# need some opinions



## jetrail (Dec 7, 2005)

ok i bought a few broke returns this week , 2 troy bilt mowers , w/ the briggs 6.75 hp motor , one was ran flat out of oil and even though the piston moves as in the connecting rod is intact it has no compression , well the other one it the one that gets me , it will start run for maybe 3 minutes then die , and when you check the compression it reads like 15-20 , so could it be the rings or valves , it doesn't smoke , runs clear , a little chatter in the engine , but will only run for a few minutes then dies and won't start back up . i thought it could be the valves , but didn't know if it might be the rings either , any advice is appreciated , 
thanks 
jay


----------



## bugman (Aug 12, 2004)

Is it a over head valve engine or side valve?

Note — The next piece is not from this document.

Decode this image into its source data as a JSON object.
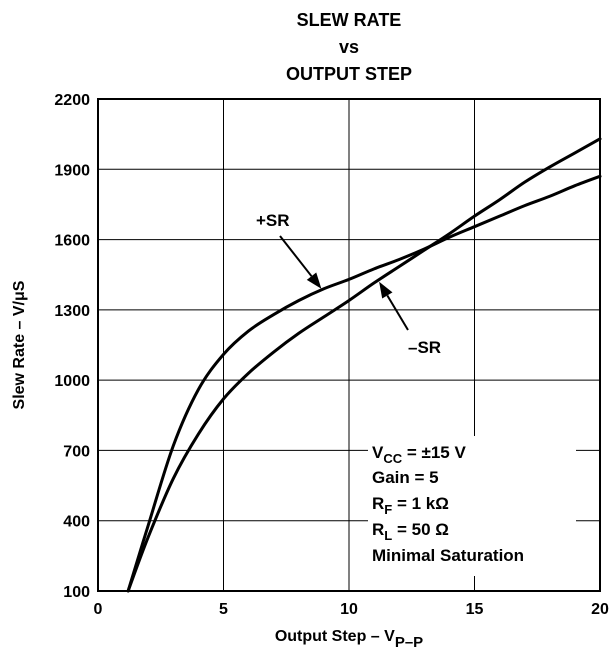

I don't think its the rings...


----------



## rake60 (Oct 13, 2005)

jetrail
A leakdown tester may be a good investmant for you. 
You can get one from Briggs for about $170 or you can make your own.
The attached picture is one I made myself for less than $20 All it really does is
pressurize the cylinder to pinpoint leakage. You set the piston at 
Top Dead Center on the compression stroke and lock it in that position with
a clamp. Then isolate the breather from the carb. Pressurize the cylinder. It
doesn't take much air 30PSI is sufficent. Then listen. If you hear air escaping
around the head, the head gasket is leaking. Air from the carb means the intake
valve is leaking. From the muffler would be the exhaust valve and from the 
breather or oil fill means it's going past the rings. If you don't have a 
compressor a portable air tank will do for an air supply.
If your interested in building one I posted the rough skech I used to make
mine.


----------



## scrench (Dec 8, 2004)

dry test wet test works too


----------



## jetrail (Dec 7, 2005)

its not a overhead valve , i haven't had time to take it appart , but im planning on it tonite or tomorrow , i hope it is something simple like a head gasket ect , but my gt feeling is a broken ring or cracked piston


----------